Menurut Piaget (dalam Dr.Paul Suparno, 2001:49) metode pengajaran matematika dalam bentuk ceramah memang baik bagi orang yang sudah dewasa tetapi banyak menyebabkan hambatan bagi murid yang masih dalam tingkat pengajaran yang masih rendah. Kemudian Piaget menekankan hal pokok dalam pengajaran matematika pada murid  bahwa Pengajaran matematika tidak boleh melalaikan peran kegiatan – kegiatan, khususnya pada anak–anak yang masih kecil. Pengalaman fisis dan pengalaman matematis-logis sangat penting dalam mengembangkan pengetahuan, baik fisis maupun matematis.

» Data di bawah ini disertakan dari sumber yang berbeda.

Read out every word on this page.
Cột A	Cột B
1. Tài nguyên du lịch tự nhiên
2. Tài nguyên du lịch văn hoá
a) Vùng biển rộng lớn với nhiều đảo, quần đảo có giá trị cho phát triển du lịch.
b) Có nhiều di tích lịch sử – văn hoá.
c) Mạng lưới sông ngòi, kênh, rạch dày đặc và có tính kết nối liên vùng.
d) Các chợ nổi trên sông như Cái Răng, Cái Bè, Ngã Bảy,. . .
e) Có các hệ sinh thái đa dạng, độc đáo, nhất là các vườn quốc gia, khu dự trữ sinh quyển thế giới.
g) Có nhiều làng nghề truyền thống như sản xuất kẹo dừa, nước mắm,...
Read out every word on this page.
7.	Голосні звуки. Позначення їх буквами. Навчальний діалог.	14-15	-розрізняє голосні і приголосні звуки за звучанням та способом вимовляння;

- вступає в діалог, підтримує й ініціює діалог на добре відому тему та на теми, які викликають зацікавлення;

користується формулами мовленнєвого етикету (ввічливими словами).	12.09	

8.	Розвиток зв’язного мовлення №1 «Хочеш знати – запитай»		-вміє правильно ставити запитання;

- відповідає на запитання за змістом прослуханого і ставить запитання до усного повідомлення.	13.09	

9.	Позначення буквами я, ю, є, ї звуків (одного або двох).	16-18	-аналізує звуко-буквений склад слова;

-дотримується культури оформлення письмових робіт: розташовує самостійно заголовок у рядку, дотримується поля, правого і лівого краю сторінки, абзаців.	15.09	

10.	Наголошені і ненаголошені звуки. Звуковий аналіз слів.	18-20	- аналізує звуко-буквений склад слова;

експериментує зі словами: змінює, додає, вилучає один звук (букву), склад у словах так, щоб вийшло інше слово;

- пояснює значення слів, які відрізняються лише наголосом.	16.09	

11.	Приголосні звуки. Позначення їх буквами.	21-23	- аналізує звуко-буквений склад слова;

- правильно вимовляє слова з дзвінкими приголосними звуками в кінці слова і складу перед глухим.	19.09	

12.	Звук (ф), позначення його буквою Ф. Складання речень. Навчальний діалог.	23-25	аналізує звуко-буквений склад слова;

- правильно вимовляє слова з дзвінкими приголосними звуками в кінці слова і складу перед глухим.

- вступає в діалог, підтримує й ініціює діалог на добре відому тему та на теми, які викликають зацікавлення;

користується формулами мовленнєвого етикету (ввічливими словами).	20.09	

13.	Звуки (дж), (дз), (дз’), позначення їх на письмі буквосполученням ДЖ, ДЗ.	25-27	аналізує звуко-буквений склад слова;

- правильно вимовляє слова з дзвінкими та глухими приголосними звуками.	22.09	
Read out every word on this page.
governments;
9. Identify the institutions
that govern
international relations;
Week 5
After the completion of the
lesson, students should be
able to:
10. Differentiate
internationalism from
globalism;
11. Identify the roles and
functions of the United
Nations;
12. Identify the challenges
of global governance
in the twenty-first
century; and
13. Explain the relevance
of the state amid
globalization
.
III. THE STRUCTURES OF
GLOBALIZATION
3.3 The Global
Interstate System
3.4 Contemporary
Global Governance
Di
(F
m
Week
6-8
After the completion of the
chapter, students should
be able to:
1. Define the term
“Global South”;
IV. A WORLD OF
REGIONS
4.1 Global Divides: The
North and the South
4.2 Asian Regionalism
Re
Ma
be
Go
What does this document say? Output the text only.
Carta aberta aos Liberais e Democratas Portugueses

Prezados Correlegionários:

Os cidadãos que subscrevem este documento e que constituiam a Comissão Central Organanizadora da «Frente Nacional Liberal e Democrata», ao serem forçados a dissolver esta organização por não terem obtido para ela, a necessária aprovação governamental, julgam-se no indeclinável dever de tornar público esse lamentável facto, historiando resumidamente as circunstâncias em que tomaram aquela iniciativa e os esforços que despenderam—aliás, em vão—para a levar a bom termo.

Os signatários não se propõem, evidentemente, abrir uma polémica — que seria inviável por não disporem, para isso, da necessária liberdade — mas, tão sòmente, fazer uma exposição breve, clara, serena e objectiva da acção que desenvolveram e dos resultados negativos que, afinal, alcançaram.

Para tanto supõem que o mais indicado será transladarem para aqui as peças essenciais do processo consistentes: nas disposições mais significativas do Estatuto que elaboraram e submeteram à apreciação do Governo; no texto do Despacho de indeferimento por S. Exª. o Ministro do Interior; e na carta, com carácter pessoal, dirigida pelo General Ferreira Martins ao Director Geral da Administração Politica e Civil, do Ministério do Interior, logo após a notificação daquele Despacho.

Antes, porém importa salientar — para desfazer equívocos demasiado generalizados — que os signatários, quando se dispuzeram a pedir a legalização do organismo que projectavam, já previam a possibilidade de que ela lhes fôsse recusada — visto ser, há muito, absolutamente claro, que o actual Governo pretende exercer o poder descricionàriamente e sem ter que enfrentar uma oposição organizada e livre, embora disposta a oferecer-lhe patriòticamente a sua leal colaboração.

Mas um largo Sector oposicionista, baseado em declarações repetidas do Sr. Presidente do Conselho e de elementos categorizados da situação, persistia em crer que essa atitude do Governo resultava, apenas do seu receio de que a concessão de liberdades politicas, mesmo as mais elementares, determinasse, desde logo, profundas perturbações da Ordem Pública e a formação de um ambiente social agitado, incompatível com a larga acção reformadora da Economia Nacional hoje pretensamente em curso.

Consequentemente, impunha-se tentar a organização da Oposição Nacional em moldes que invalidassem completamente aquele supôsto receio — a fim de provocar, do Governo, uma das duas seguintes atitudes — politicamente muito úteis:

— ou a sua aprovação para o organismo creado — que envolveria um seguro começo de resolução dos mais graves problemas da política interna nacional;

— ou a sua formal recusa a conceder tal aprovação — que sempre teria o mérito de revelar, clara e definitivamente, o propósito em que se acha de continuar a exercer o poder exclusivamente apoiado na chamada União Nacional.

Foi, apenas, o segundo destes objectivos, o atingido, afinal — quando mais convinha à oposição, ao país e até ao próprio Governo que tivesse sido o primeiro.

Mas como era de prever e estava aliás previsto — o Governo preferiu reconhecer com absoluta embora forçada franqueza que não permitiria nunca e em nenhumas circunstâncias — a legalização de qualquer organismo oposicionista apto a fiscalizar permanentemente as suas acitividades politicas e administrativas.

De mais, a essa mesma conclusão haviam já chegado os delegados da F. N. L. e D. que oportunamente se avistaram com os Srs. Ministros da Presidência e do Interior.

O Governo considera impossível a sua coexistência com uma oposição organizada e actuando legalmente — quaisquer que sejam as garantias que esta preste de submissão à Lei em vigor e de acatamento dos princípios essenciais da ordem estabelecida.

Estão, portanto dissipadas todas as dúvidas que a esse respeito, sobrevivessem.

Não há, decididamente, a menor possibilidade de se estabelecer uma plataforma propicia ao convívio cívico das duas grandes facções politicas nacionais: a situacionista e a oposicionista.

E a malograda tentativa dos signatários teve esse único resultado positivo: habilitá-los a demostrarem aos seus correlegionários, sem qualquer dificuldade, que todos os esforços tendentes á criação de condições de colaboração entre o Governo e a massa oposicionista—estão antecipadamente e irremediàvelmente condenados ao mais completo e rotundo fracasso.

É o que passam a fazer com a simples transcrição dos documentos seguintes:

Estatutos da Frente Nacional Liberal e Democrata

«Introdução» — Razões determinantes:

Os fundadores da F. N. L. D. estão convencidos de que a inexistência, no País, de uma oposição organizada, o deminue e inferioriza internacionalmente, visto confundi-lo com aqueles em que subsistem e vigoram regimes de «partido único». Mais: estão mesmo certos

Contoh: Andi yang berumur 4 tahun berada di sebuah taman dan mulai menyusun kelereng dalam garis lurus. Ia menghitung dari kiri ke kanan satu sampai sepuluh. Ia menghitung dari kanan ke kiri dengan hasil yang sama.

Selanjutnya, ia meletakkan kelereng-kelereng itu dalam suatu lingkaran dan menghitungnya lagi dengan hasil yang sama juga. Dalam susunan bagaimana pun akhirnya ia menjadi sungguh yakin bahwa jumlahnya sama dan tidak tergantung pada susunan atau bentuk.

2.2  Teori Piaget

Jean Piaget adalah salah seorang psikolog terkenal yang banyak mempengaruhi perkembangan dunia pendidikan. Selama penelitian Piaget semakin yakin akan adanya perbedaan antara proses pemikiran anak dan orang dewasa. Ia yakin bahwa anak bukan merupakan suatu tiruan dari orang dewasa. Anak bukan hanya berpikir kurang efisien dari orang dewasa, melainkan berpikir secara berbeda dengan orang dewasa. Itulah sebabnya mengapa Piaget yakin bahwa ada tahap perkembangan kognitif yang berbeda dari anak sampai menjadi dewasa. Tahap perkembangan kognitif menurut Piaget (Paul. S, 2001:24) dibagi menjadi 4 tahap antara lain:

2.1.1        Tahap sensorimotor (umur 0 – 2 tahun)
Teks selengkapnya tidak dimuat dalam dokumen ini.